MDRSE	Median of the valid relative standard errors of all snapshots. A high value might indicate unstable or fluctuating results.
RSEMD	Relative standard error (see above) of the valid median observations of all snapshots. A high value might indicate either 1) unstable or fluctuating results or 2) stable changes of a high magnitude.
LC	Last significant change. The higher the value is above 1, the more strongly it represents an improvement. The lower the value is below 1, the more strongly it represents a regression.
LCDA	Days ago (relative to the report date) since the first observation for the last significant change snapshot was uploaded to the database. The distance (in terms of number of target snapshots) between the last significant change snapshot and the last target snapshot is shown in parentheses.
LCMS	Magnitude score of the last significant change. This score indicates the strength of the last signicifant change as a value ranging from 0 (weak) to 1 (strong):
LCGSS	Global separation score for the last significant change. This score indicates how well the median observation at the last significant change snapshot are separated from the median observations at all preceding snapshots in the time series. The median observation at the last base snapshot is used as the maximum separation reference. The score ranges from 0 (weak separation) to 1 (strong separation). This score roughly measures how close the median observation at the last significant change is to represent an "all time high(low)" up to this point in the history.
LCLSS	Local separation score for the last significant change. This score indicates how well the median observations on each side of the last significant change snapshot are separated from each other. Snapshots before the last base snapshot are not considered. The median observation at the base snapshot is used as the maximum separation reference. The score ranges from 0 (weak separation) to 1 (strong separation).
LCDS1	Durability score 1 for the last significant change. This score indicates the distance (in terms of number of snapshots) from the last significant change to its base snapshot. The score ranges from 0 (weak durability) to 1 (strong durability) and is scaled against the min/max durability tolerances. This score measures for how long the median observation stayed near the base value until the last significant change occurred.
LCDS2	Durability score 2 for the last significant change. This score indicates the distance (in terms of number of snapshots) from the last significant change to the end of the time series. The score ranges from 0 (weak durability) to 1 (strong durability) and is scaled against the min/max durability tolerances. This score measures for how long the median observation at the last significant change has stayed essentially the same.
LCSS	Stability score for the last significant change: LCMS * LCGSS * LCLSS * LCDS1 * LCDS2 The higher this score, the higher the likelihood that the last significant change is or will become permanent.
LCSS1	Stability score for the last significant change that does not consider the history after the latter: LCMS * LCGSS * LCLSS * LCDS1 The higher this score, the higher the likelihood that the last signicifant change is or will become permanent, but since LCDS2 is omitted from the product, a high LCSS1 is more likely to be caused by an outlier than a high LCSS!

Benchmark and metric

The benchmark name consists of three subnames and is formatted like this:

<subname 1>:<subname 2>(<subname 3>)

The subnames can essentially be anything not containing the characters ':', '(', and ')'. Only subname 3 may contain whitespace. For benchmark results generated by QTestLib, the subnames always correspond to test case, test function, and data tag respectively.

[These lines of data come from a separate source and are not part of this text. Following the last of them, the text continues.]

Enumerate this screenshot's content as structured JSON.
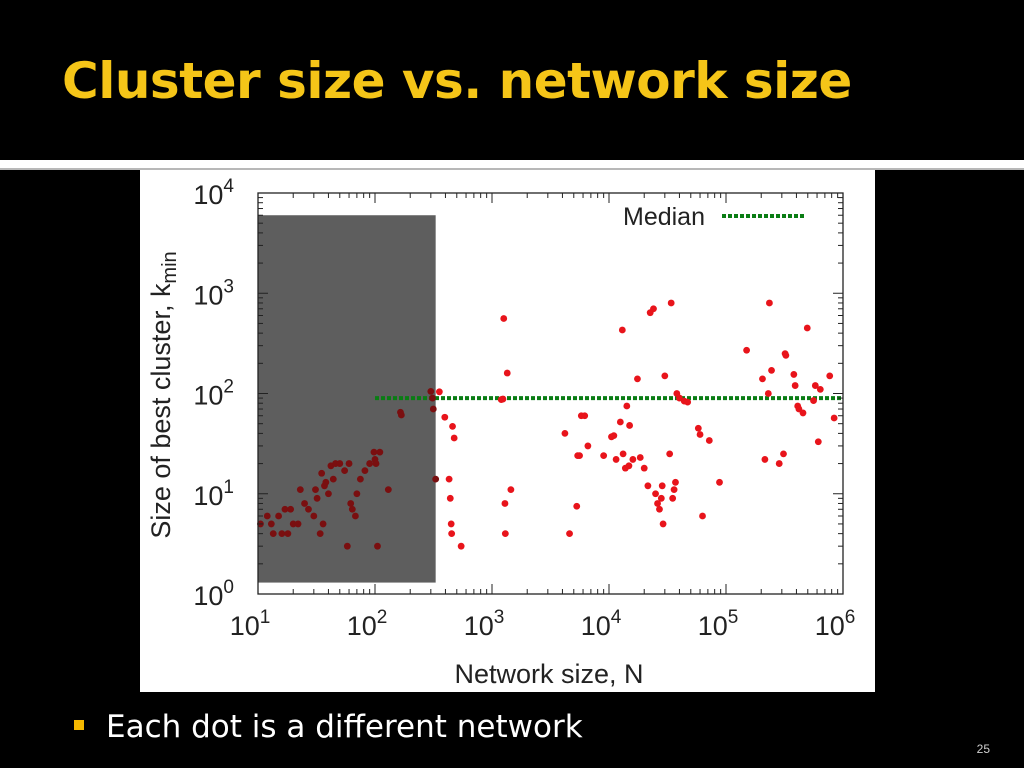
{
  "slide": {
    "title": "Cluster size vs. network size",
    "bullet": "Each dot is a different network",
    "page_number": "25"
  },
  "colors": {
    "title": "#f5c518",
    "points": "#e8141b",
    "points_in_shade": "#7a0f10",
    "median": "#0a7d14",
    "shade": "#555555",
    "bullet": "#f5b800"
  },
  "chart_data": {
    "type": "scatter",
    "xscale": "log",
    "yscale": "log",
    "xlabel": "Network size, N",
    "ylabel": "Size of best cluster, k",
    "ylabel_sub": "min",
    "xlim": [
      10,
      1000000
    ],
    "ylim": [
      1,
      10000
    ],
    "x_ticks": [
      {
        "value": 10,
        "base": "10",
        "exp": "1"
      },
      {
        "value": 100,
        "base": "10",
        "exp": "2"
      },
      {
        "value": 1000,
        "base": "10",
        "exp": "3"
      },
      {
        "value": 10000,
        "base": "10",
        "exp": "4"
      },
      {
        "value": 100000,
        "base": "10",
        "exp": "5"
      },
      {
        "value": 1000000,
        "base": "10",
        "exp": "6"
      }
    ],
    "y_ticks": [
      {
        "value": 1,
        "base": "10",
        "exp": "0"
      },
      {
        "value": 10,
        "base": "10",
        "exp": "1"
      },
      {
        "value": 100,
        "base": "10",
        "exp": "2"
      },
      {
        "value": 1000,
        "base": "10",
        "exp": "3"
      },
      {
        "value": 10000,
        "base": "10",
        "exp": "4"
      }
    ],
    "grid": false,
    "legend": {
      "position": "top-right",
      "entries": [
        "Median"
      ]
    },
    "shaded_region": {
      "x": [
        10,
        330
      ],
      "y": [
        1.3,
        6000
      ]
    },
    "median": {
      "name": "Median",
      "x": [
        100,
        1000000
      ],
      "y": 90
    },
    "points": [
      [
        10.5,
        5
      ],
      [
        12,
        6
      ],
      [
        13,
        5
      ],
      [
        13.5,
        4
      ],
      [
        15,
        6
      ],
      [
        16,
        4
      ],
      [
        17,
        7
      ],
      [
        18,
        4
      ],
      [
        19,
        7
      ],
      [
        20,
        5
      ],
      [
        22,
        5
      ],
      [
        23,
        11
      ],
      [
        25,
        8
      ],
      [
        27,
        7
      ],
      [
        30,
        6
      ],
      [
        31,
        11
      ],
      [
        32,
        9
      ],
      [
        34,
        4
      ],
      [
        35,
        16
      ],
      [
        36,
        5
      ],
      [
        37,
        12
      ],
      [
        38,
        13
      ],
      [
        40,
        10
      ],
      [
        42,
        19
      ],
      [
        44,
        14
      ],
      [
        46,
        20
      ],
      [
        50,
        20
      ],
      [
        55,
        17
      ],
      [
        58,
        3
      ],
      [
        60,
        20
      ],
      [
        62,
        8
      ],
      [
        64,
        7
      ],
      [
        68,
        6
      ],
      [
        70,
        10
      ],
      [
        75,
        14
      ],
      [
        82,
        17
      ],
      [
        90,
        20
      ],
      [
        98,
        26
      ],
      [
        100,
        22
      ],
      [
        102,
        20
      ],
      [
        105,
        3
      ],
      [
        110,
        26
      ],
      [
        130,
        11
      ],
      [
        165,
        65
      ],
      [
        168,
        61
      ],
      [
        300,
        105
      ],
      [
        310,
        90
      ],
      [
        315,
        70
      ],
      [
        330,
        14
      ],
      [
        355,
        104
      ],
      [
        395,
        58
      ],
      [
        430,
        14
      ],
      [
        440,
        9
      ],
      [
        448,
        5
      ],
      [
        452,
        4
      ],
      [
        460,
        47
      ],
      [
        475,
        36
      ],
      [
        545,
        3
      ],
      [
        1200,
        87
      ],
      [
        1240,
        88
      ],
      [
        1260,
        560
      ],
      [
        1290,
        8
      ],
      [
        1300,
        4
      ],
      [
        1350,
        160
      ],
      [
        1450,
        11
      ],
      [
        4200,
        40
      ],
      [
        4600,
        4
      ],
      [
        5300,
        7.5
      ],
      [
        5400,
        24
      ],
      [
        5600,
        24
      ],
      [
        5800,
        60
      ],
      [
        6200,
        60
      ],
      [
        6600,
        30
      ],
      [
        9000,
        24
      ],
      [
        10500,
        37
      ],
      [
        11000,
        38
      ],
      [
        11500,
        22
      ],
      [
        12500,
        52
      ],
      [
        13000,
        430
      ],
      [
        13200,
        25
      ],
      [
        13800,
        18
      ],
      [
        14200,
        75
      ],
      [
        14800,
        19
      ],
      [
        15000,
        48
      ],
      [
        16000,
        22
      ],
      [
        17500,
        140
      ],
      [
        18500,
        23
      ],
      [
        20000,
        18
      ],
      [
        21500,
        12
      ],
      [
        22500,
        640
      ],
      [
        24000,
        700
      ],
      [
        25000,
        10
      ],
      [
        26000,
        8
      ],
      [
        27000,
        7
      ],
      [
        28000,
        9
      ],
      [
        28500,
        12
      ],
      [
        29000,
        5
      ],
      [
        30000,
        150
      ],
      [
        33000,
        25
      ],
      [
        34000,
        800
      ],
      [
        35000,
        9
      ],
      [
        36000,
        11
      ],
      [
        37000,
        13
      ],
      [
        38000,
        100
      ],
      [
        40000,
        90
      ],
      [
        44000,
        84
      ],
      [
        47000,
        82
      ],
      [
        58000,
        45
      ],
      [
        60000,
        39
      ],
      [
        63000,
        6
      ],
      [
        72000,
        34
      ],
      [
        88000,
        13
      ],
      [
        150000,
        270
      ],
      [
        205000,
        140
      ],
      [
        215000,
        22
      ],
      [
        230000,
        100
      ],
      [
        235000,
        800
      ],
      [
        245000,
        170
      ],
      [
        285000,
        20
      ],
      [
        310000,
        25
      ],
      [
        320000,
        250
      ],
      [
        325000,
        240
      ],
      [
        380000,
        155
      ],
      [
        390000,
        120
      ],
      [
        410000,
        75
      ],
      [
        420000,
        70
      ],
      [
        455000,
        64
      ],
      [
        495000,
        450
      ],
      [
        560000,
        85
      ],
      [
        580000,
        120
      ],
      [
        615000,
        33
      ],
      [
        640000,
        110
      ],
      [
        770000,
        150
      ],
      [
        840000,
        57
      ]
    ]
  }
}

The metric name is one of a set of predefined metric names, each of which is classified as either "lower is better" (like walltime) or "higher is better" (like fps).

Time Series Plot

Snapshots and main graph

Significant changes

Sample size

Non-positive observations

Invalid observations

Statistical dispersion

Statistical dispersion in a time series is measured in terms of relative standard error (RSE).

Missing data

Snapshot details

When clicking on a snapshot in the plot, the two tables below the plot are filled with various details about the selected snapshot.